Controlling the Design
The Design tab gives you some basic options to control the colors on the booking form, which lets you match it to your site:
Configuring the Settings
The Settings tab gives you access to a lot of useful features including:
- Configuring the payment details and Stripe integration.
- Adding a physical location for your bookings.
- Choosing which methods people can use to book appointments (e.g. in store vs online vs phone call).
- Choosing what customer information to collect.
- Customizing the confirmation page.
- Integrating Google Calendar.
At the top, you can set up your payment methods and other information:
Further down, you can configure your physical location (if applicable) as well as lots of other options for what appears on the front-end booking form.
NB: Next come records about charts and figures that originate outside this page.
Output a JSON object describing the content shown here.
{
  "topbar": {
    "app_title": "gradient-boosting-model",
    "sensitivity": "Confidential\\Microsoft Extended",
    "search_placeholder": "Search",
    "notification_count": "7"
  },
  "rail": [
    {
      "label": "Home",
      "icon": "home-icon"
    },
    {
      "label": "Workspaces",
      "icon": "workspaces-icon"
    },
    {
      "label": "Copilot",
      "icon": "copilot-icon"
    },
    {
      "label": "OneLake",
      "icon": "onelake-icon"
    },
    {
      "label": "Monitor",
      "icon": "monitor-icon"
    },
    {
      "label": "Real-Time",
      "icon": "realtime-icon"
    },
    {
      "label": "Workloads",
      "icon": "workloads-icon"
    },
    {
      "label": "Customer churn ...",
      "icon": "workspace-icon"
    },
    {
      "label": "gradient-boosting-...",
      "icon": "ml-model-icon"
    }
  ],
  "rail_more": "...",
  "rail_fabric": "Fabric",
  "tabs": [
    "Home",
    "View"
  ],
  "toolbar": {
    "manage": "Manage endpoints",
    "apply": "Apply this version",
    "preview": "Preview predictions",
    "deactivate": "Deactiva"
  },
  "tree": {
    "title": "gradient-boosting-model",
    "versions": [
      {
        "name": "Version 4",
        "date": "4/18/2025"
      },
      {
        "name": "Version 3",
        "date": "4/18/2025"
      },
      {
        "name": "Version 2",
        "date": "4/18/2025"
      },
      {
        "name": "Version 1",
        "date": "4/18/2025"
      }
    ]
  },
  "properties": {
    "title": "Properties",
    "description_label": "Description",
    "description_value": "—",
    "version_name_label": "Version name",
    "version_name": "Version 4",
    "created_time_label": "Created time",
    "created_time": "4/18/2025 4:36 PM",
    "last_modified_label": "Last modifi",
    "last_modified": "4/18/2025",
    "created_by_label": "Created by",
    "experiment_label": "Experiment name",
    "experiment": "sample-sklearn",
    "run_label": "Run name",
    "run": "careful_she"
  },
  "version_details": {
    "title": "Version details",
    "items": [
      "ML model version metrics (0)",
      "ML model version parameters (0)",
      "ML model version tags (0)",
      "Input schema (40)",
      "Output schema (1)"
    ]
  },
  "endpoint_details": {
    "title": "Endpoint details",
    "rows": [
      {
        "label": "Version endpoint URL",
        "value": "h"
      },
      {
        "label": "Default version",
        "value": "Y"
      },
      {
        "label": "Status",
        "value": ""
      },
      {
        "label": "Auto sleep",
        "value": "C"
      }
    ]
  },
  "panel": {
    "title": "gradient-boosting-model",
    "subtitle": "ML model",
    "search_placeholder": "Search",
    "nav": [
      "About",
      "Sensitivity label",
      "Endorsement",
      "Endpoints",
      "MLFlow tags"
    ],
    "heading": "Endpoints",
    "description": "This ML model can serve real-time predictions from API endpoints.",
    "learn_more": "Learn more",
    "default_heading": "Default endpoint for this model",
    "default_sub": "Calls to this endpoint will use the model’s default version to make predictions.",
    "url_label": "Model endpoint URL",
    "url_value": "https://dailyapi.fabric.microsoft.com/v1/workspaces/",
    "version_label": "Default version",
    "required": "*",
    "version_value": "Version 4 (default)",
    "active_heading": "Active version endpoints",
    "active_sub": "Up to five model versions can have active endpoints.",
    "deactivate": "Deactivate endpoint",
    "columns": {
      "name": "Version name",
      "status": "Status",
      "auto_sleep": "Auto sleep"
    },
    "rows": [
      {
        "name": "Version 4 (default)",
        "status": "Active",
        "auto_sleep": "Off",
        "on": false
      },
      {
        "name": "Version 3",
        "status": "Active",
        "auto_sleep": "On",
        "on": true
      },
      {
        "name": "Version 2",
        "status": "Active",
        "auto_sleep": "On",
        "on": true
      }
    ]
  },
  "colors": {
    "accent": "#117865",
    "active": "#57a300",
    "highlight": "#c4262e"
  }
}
For example, appointment methods, what customer details to collect, GDPR acknowledgment, and more.
At the bottom, there’s also an option to add your Google Calendar credentials:
One thing to note is that you can only control your appointment methods for your booking system as a whole – you can’t control them on a per-service basis, which I think could be a useful bit of flexibility to have.
Finally, the Schedule tab lets you set up schedules for your services as a whole.
You can either create one global schedule that applies to everyone. Or, you can create separate schedules for each staff member.
But first – a quick note on staff members. To add and manage staff members, Brindle Booking relies on the regular WordPress user system. You can add new staff members by going to Users → Add New. Brindle Booking adds its own special Staff Member user role, so only users with that role will show up in your booking system (this is useful if you want to allow user registration for non-staff members, too):
To add a schedule, select the time slots you want to use in the schedule grid and the staff member.
The schedule grid controls the default appointment duration for all of that staff member’s services. For example, if you set it to one hour, visitors will be able to book that staff member’s time in one-hour slots.
Then, you can block out that staff member’s schedule in the increments that you chose in the schedule grid. You can also choose whether or not to display that staff member on the front-end:
You can repeat the same process to add different schedules for different staff members.
And that’s it for the Brindle Booking settings. Overall, it’s a pretty lightweight solution and very easy to configure.
Brindle Booking Pricing
Brindle Booking only comes in a premium version, but it’s quite affordable, especially when compared to other WordPress booking plugins.
There are two license options, each of which includes all the features and one year of support and updates:
- One site – $39
- Unlimited sites – $89
You can also get a 14-day free trial to test it out at no risk, which is pretty unique for WordPress plugins.
Final Thoughts on Brindle Booking
Overall, I think Brindle Booking is a solid lightweight option with a really nice user experience on the front-end. I like the popup approach and think it has one of the best booking experiences of the plugins that I’ve tried.
It doesn’t have quite as much granular control as some other booking plugins (especially at the per-service level), but that also makes it a lot simpler and more lightweight. Additionally, lots of people don’t need those granular controls.
Because you can’t set a distinct time limit for individual services, I think Brindle Booking works best for situations where you only offer a few services or all your services are the same length. You can set different time limits for different staff members, but you can’t at a service level.
For example, if all you offer is one-hour training/coaching sessions, then Brindle Booking is a really lightweight option that can handle your use case.
The developer also has a lot of useful features on the product roadmap, so you will be getting even more detailed control soon.
If you’re interested, I recommend you try it out and see for yourself. Brindle Booking offers a 14-day free trial, so you’re not risking anything.